占いなんて結局は思い込みみたいなもんだろ、声には出さないが心の中でそう呟く。僕にとっては蓋をした箱の中で猫が生きているのかどうか並みにどうでもいい話題だった。


「幸一、なんか暗いな」

「僕はいつでもこうだよ」

「違う、暗くなったなって」

「・・・・そんなことない、寝る」

「あ、ああ、おやすみ」


祐介が言おうとしていることは分かる。自分でもそう思う。最近、特に辛いことがあったわけでもなくなんとなく億劫な日々が続く。


その気持ちを紐解いていくと、朝起き上がるのが辛いし朝食も食べたくない、学校に着けば2階の教室まで階段を上るのが面倒で、帰りのバスでは次降りますのボタンを誰かが代わりに押してほしいくらいだ。
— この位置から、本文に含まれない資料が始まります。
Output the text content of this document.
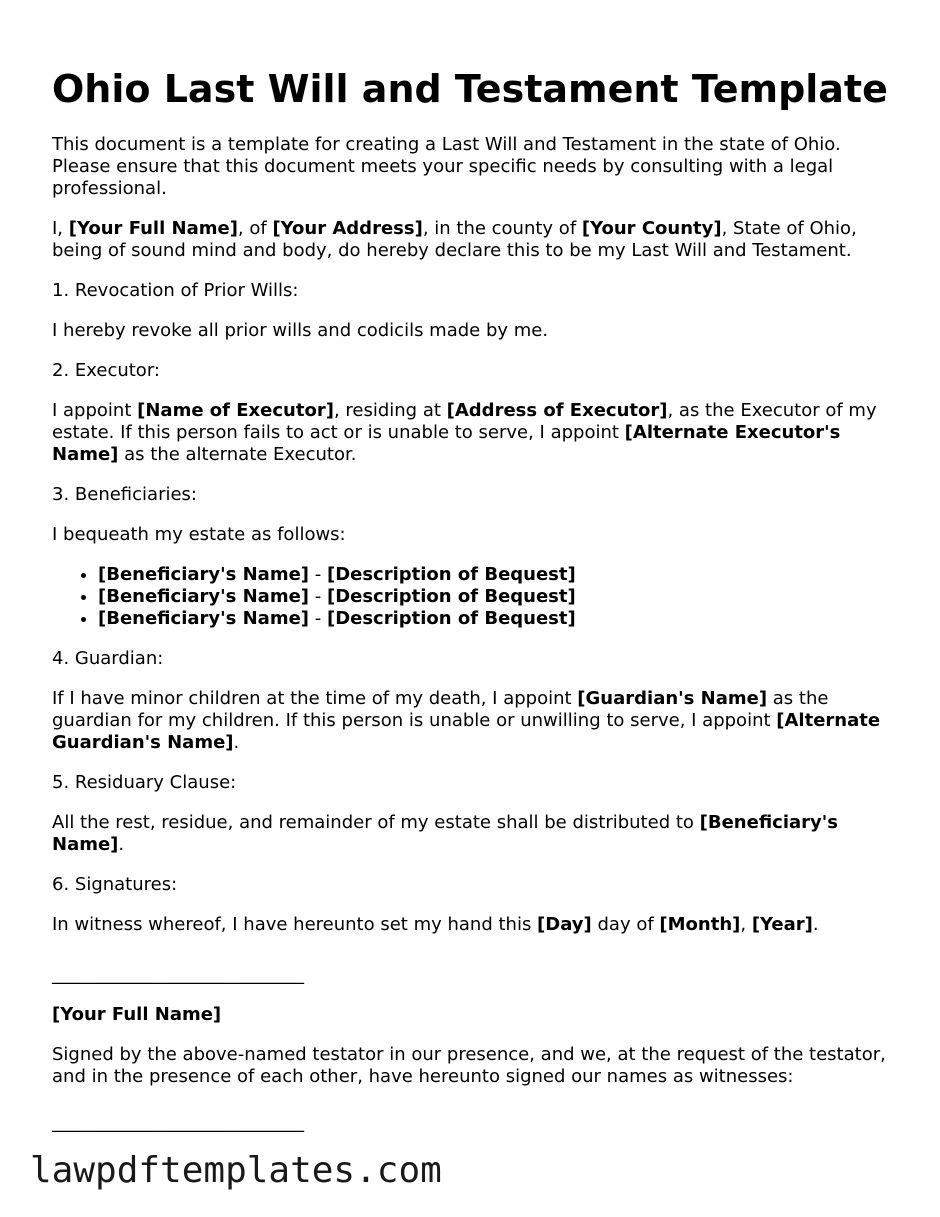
Ohio Last Will and Testament Template

This document is a template for creating a Last Will and Testament in the state of Ohio. Please ensure that this document meets your specific needs by consulting with a legal professional.

I, [Your Full Name], of [Your Address], in the county of [Your County], State of Ohio, being of sound mind and body, do hereby declare this to be my Last Will and Testament.

1. Revocation of Prior Wills:

I hereby revoke all prior wills and codicils made by me.

2. Executor:

I appoint [Name of Executor], residing at [Address of Executor], as the Executor of my estate. If this person fails to act or is unable to serve, I appoint [Alternate Executor's Name] as the alternate Executor.

3. Beneficiaries:

I bequeath my estate as follows:

• [Beneficiary's Name] - [Description of Bequest]
• [Beneficiary's Name] - [Description of Bequest]
• [Beneficiary's Name] - [Description of Bequest]

4. Guardian:

If I have minor children at the time of my death, I appoint [Guardian's Name] as the guardian for my children. If this person is unable or unwilling to serve, I appoint [Alternate Guardian's Name].

5. Residuary Clause:

All the rest, residue, and remainder of my estate shall be distributed to [Beneficiary's Name].

6. Signatures:

In witness whereof, I have hereunto set my hand this [Day] day of [Month], [Year].

____________________________

[Your Full Name]

Signed by the above-named testator in our presence, and we, at the request of the testator, and in the presence of each other, have hereunto signed our names as witnesses:

____________________________
lawpdftemplates.com
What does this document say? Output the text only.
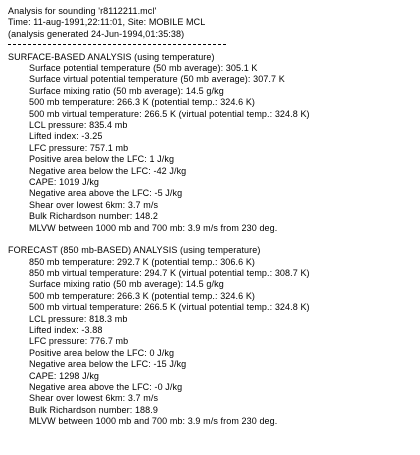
Analysis for sounding 'r8112211.mcl'
Time: 11-aug-1991,22:11:01, Site: MOBILE MCL
(analysis generated 24-Jun-1994,01:35:38)
SURFACE-BASED ANALYSIS (using temperature)
Surface potential temperature (50 mb average): 305.1 K
Surface virtual potential temperature (50 mb average): 307.7 K
Surface mixing ratio (50 mb average): 14.5 g/kg
500 mb temperature: 266.3 K (potential temp.: 324.6 K)
500 mb virtual temperature: 266.5 K (virtual potential temp.: 324.8 K)
LCL pressure: 835.4 mb
Lifted index: -3.25
LFC pressure: 757.1 mb
Positive area below the LFC: 1 J/kg
Negative area below the LFC: -42 J/kg
CAPE: 1019 J/kg
Negative area above the LFC: -5 J/kg
Shear over lowest 6km: 3.7 m/s
Bulk Richardson number: 148.2
MLVW between 1000 mb and 700 mb: 3.9 m/s from 230 deg.
FORECAST (850 mb-BASED) ANALYSIS (using temperature)
850 mb temperature: 292.7 K (potential temp.: 306.6 K)
850 mb virtual temperature: 294.7 K (virtual potential temp.: 308.7 K)
Surface mixing ratio (50 mb average): 14.5 g/kg
500 mb temperature: 266.3 K (potential temp.: 324.6 K)
500 mb virtual temperature: 266.5 K (virtual potential temp.: 324.8 K)
LCL pressure: 818.3 mb
Lifted index: -3.88
LFC pressure: 776.7 mb
Positive area below the LFC: 0 J/kg
Negative area below the LFC: -15 J/kg
CAPE: 1298 J/kg
Negative area above the LFC: -0 J/kg
Shear over lowest 6km: 3.7 m/s
Bulk Richardson number: 188.9
MLVW between 1000 mb and 700 mb: 3.9 m/s from 230 deg.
そしてなんとなく、生きていることや息をすることさえも面倒くさい。


もし魂だけになった誰かが生身の体が欲しいと言ったら喜んで差し上げてもいい。とにかく全てが面倒くさい。


ワイドショーを盛り上げるための誇張された報道や、声優の名前ばかりが出て肝心の内容は出てこないゲームのCM、人権というものがありながらゲラゲラ人を笑い者にするバラエティ番組、同じようなフレーズの歌、歴史と同じことを繰り返すだけの世界情勢、内容がまったく頭に入ってこない数学の授業。


生きるのってなんでこんなに窮屈なんだろうか。


こんな世の中で「生きていればいいことある」「諦めないで生きろよ」なんて言葉が正しいなんて、どこか人を馬鹿にしているように感じる。


実際、僕は今すぐにでも生きることを辞めてもいい。もし書類にサインするだけで苦しまずに死ねるというのなら迷わずサインする。


いや、もしかしたらサインするのも面倒くさがってダラダラ息をするだけになるかもしれないな。


なんとなくダラダラ生きているだけの自分が容易に想像できて、少し声が漏れた。


「幸一、絶対寝たフリだろ」


裕介がなにかを言ったが、わざわざ顔を上げて返答するのも面倒くさかったので聞こえなかったフリをしてやり過ごした。